On April 16, 2013, the U.S. Supreme Court issued its decision in US Airways, Inc. v. McCutchen (No. 11–1285), deciding the issue of whether equitable defenses, such as the principle of unjust enrichment, can override the reimbursement provision of a health benefits plan established under the Employee Retirement Income Security Act (ERISA). Specifically at issue in the case was §502(a)(3) of ERISA, which authorizes health-plan fiduciaries to bring a civil action to obtain appropriate equitable relief to enforce the terms of a plan. The Court held that such equitable defenses cannot override the clear terms of a plan.


The case arose from a dispute over a health benefit plan provision that required participants to reimburse the plan for medical expenses where the expenses were incurred as a result of the fault of a third party and the participant was able to obtain a recovery from the third party. After a participant in the health plan suffered injuries in a car accident, the plan paid medical expenses in the amount of $66,866. The participant then sued the driver and recovered $110,000 ($40,000 of which went to attorney’s fees). The employer, as a fiduciary of the health plan, then sued the participant under §502(a)(3) seeking reimbursement. In response, the employee asserted various equitable defenses to reduce the plan’s recovery, including unjust enrichment, and also argued that the plan was required to share in the attorney’s fees and costs incurred in obtaining the tort recovery.

The case eventually reached the Third Circuit Court of Appeals, which ruled that in a §502(a)(3) suit and regardless of the terms of an ERISA plan, a court must apply any “equitable doctrines and defenses” that traditionally limited the relief requested. The Third Circuit held that “the principle of unjust enrichment,” for example, overrides a plan’s reimbursement clause if and when they come into conflict.
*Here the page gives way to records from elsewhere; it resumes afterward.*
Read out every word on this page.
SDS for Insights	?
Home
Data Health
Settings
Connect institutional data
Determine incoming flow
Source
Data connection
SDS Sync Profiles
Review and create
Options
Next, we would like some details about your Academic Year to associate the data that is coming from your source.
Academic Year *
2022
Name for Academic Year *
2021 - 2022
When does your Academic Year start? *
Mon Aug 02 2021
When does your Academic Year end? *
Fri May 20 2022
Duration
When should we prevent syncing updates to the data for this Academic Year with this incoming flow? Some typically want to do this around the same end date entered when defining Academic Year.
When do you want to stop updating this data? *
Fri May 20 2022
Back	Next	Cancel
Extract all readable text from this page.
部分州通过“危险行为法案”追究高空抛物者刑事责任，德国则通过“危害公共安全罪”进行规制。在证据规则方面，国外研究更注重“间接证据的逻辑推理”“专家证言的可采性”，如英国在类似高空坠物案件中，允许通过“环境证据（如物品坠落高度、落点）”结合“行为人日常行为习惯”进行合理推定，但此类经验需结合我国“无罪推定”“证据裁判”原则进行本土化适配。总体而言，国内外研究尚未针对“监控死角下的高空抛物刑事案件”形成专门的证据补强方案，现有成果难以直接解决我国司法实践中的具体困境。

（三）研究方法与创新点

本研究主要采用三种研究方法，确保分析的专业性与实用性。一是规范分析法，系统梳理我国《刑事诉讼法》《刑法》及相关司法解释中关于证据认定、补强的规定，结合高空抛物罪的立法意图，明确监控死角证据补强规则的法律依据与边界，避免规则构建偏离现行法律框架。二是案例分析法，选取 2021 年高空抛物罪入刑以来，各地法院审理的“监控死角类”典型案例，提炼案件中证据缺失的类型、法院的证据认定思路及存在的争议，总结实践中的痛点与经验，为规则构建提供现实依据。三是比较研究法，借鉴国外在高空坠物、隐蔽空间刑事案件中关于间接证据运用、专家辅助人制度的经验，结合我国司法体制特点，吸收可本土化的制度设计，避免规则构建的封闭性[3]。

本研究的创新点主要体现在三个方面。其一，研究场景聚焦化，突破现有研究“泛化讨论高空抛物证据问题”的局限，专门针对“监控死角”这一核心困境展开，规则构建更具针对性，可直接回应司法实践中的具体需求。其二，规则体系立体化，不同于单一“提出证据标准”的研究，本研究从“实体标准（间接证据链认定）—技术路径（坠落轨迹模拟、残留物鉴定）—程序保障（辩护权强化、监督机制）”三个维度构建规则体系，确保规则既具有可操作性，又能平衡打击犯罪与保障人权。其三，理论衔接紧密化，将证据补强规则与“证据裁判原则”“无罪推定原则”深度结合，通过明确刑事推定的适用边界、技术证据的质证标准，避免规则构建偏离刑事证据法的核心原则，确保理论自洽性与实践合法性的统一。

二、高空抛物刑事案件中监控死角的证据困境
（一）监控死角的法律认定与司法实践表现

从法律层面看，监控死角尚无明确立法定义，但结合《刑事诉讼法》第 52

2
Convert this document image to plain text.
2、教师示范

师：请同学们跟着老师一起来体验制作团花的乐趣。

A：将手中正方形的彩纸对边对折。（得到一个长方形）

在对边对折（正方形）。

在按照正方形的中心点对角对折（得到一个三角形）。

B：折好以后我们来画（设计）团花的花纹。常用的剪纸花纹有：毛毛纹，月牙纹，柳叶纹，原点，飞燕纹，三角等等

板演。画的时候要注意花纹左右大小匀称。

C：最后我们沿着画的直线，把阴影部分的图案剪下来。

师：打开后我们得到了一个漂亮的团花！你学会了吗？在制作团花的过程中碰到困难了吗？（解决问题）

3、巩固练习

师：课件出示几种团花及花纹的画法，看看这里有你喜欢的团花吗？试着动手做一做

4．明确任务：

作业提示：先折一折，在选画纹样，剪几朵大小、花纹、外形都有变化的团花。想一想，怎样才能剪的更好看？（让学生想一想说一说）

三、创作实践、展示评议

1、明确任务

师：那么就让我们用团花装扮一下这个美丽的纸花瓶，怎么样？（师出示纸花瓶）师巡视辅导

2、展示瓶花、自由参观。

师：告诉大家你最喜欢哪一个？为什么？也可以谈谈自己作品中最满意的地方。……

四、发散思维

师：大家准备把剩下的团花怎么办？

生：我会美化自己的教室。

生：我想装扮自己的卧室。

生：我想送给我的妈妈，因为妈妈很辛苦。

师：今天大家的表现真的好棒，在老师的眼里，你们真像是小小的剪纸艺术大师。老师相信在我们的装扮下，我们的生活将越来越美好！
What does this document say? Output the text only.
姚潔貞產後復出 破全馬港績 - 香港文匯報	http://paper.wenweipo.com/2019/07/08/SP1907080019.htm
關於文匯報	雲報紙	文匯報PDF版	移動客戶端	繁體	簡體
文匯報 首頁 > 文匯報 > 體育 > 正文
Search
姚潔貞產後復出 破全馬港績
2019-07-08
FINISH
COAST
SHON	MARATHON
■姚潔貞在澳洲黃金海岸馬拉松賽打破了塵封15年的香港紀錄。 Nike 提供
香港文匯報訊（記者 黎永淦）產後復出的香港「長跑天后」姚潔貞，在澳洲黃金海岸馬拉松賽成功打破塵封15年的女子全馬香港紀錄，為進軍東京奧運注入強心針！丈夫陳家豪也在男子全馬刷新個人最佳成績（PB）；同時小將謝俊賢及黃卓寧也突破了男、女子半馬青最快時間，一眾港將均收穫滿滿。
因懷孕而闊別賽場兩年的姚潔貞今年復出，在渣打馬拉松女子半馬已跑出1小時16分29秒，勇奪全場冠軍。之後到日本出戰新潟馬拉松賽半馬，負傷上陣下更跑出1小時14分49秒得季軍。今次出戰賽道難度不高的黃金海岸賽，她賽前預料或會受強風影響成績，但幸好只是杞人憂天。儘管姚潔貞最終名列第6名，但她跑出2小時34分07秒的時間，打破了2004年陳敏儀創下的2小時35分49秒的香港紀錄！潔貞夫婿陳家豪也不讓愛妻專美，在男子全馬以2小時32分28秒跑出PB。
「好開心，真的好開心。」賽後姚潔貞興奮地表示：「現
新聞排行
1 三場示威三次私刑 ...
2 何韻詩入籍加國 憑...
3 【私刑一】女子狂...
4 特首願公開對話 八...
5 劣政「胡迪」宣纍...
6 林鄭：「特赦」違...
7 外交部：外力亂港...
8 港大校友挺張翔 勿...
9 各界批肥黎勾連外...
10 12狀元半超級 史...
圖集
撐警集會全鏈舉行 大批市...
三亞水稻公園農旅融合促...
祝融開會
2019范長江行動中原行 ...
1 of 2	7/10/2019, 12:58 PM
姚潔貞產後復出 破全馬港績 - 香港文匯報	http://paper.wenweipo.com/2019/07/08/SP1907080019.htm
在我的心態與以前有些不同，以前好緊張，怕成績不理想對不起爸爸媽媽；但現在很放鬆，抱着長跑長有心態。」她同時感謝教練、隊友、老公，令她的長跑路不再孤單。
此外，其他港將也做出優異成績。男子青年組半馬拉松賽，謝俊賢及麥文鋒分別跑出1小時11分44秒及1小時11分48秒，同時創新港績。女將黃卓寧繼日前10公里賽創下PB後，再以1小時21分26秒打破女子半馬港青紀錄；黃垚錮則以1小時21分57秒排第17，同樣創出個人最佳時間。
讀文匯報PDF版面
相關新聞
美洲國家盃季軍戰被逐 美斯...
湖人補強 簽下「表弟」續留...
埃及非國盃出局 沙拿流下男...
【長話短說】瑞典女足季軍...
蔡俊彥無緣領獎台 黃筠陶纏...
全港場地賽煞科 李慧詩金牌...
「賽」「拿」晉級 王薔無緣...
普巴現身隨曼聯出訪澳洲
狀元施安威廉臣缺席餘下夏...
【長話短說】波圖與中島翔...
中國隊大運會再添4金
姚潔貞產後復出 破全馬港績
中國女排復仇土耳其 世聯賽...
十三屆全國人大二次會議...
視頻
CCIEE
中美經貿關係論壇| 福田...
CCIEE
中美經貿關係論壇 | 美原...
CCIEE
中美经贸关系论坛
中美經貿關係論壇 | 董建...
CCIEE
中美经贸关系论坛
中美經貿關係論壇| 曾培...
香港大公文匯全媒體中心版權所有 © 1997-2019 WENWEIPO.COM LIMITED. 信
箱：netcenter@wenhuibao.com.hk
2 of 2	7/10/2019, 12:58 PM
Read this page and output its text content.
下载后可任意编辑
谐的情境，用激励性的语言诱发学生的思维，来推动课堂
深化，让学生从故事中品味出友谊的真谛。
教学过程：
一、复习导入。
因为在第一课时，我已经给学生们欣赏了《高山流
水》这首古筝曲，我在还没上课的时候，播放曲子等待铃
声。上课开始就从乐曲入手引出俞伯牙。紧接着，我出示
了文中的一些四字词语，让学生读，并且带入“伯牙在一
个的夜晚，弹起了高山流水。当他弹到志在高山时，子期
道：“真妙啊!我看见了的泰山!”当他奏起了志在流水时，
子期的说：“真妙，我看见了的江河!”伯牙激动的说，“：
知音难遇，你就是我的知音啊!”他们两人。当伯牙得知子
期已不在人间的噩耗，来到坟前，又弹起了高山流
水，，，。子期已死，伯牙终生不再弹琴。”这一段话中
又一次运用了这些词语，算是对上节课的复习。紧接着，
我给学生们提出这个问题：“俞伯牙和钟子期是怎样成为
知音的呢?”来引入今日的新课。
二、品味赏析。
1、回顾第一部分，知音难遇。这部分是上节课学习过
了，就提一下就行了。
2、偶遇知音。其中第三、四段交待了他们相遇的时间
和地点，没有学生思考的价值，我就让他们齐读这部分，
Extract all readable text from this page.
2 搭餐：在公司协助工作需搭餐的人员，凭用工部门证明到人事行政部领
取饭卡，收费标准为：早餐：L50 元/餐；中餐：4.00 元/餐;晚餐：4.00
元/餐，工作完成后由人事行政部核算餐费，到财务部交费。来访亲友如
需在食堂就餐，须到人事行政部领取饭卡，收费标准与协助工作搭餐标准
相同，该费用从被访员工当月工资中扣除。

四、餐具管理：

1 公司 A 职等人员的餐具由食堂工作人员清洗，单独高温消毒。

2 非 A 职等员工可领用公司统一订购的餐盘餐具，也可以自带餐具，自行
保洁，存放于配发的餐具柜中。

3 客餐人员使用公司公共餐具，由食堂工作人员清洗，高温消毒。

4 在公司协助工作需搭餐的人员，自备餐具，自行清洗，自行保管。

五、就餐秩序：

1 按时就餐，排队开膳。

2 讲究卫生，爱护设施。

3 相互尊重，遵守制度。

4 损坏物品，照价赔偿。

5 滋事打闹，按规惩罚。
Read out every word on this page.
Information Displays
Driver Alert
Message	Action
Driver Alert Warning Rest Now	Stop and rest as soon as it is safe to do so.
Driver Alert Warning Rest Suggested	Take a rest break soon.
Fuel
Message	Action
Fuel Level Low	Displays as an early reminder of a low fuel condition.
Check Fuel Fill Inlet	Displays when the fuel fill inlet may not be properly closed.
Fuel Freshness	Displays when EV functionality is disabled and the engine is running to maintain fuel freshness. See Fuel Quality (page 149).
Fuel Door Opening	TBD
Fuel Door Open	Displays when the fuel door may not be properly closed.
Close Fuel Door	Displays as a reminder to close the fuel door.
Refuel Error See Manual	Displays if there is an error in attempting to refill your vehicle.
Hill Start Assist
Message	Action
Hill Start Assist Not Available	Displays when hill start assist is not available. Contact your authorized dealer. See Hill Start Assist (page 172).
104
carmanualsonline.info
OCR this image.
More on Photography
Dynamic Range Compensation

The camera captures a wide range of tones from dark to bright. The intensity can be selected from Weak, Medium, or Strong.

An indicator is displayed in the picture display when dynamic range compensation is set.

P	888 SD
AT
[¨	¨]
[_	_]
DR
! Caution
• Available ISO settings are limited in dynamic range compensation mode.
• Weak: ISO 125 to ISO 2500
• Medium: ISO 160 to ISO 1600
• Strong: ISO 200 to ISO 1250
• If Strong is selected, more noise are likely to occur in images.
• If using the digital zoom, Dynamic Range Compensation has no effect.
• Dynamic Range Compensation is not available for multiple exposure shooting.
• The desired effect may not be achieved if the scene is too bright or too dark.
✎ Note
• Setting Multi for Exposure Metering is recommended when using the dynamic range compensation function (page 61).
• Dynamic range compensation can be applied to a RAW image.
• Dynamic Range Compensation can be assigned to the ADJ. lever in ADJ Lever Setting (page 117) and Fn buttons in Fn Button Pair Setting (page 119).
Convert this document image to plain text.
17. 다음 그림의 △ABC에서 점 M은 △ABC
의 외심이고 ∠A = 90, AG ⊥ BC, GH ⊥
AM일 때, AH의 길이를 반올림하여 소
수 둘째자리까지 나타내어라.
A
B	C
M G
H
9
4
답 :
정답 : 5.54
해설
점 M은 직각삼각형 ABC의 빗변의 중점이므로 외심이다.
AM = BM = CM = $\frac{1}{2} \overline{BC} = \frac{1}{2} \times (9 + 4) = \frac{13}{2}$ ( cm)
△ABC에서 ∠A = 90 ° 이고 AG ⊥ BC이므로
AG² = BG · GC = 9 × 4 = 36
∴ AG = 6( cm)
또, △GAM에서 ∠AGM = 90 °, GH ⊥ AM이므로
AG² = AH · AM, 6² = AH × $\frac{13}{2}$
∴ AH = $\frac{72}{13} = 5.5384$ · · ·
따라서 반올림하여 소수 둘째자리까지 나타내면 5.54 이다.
The court also held that the plan was required to share in the participant’s attorney’s fees and costs under the common fund doctrine.

The U.S. Supreme Court held that equitable defenses cannot override the clear terms of an ERISA plan. According to the Court, attempting to enforce the employer’s plan— “the modern-day equivalent of an ‘equitable lien by agreement’”—“means holding the parties to their mutual promises” and “declining to apply rules…at odds with the parties’ expressed commitments.” Because the health plan effectively disclaimed the application of unjust enrichment or other equitable defenses, the Court ruled that the participant could not rely on equitable defenses to defeat “the plan’s clear terms” and thereby reduce the plan’s recovery. However, the Court went on to find that the health plan was silent on the issue of whether it was obligated to share in the attorney’s fees and costs incurred in obtaining the tort recovery. As a result of this silence, the Court held that the common fund doctrine would provide the default rule, requiring the plan to reduce its reimbursement recovery by a pro rata share of the fees and costs incurred in the tort action. 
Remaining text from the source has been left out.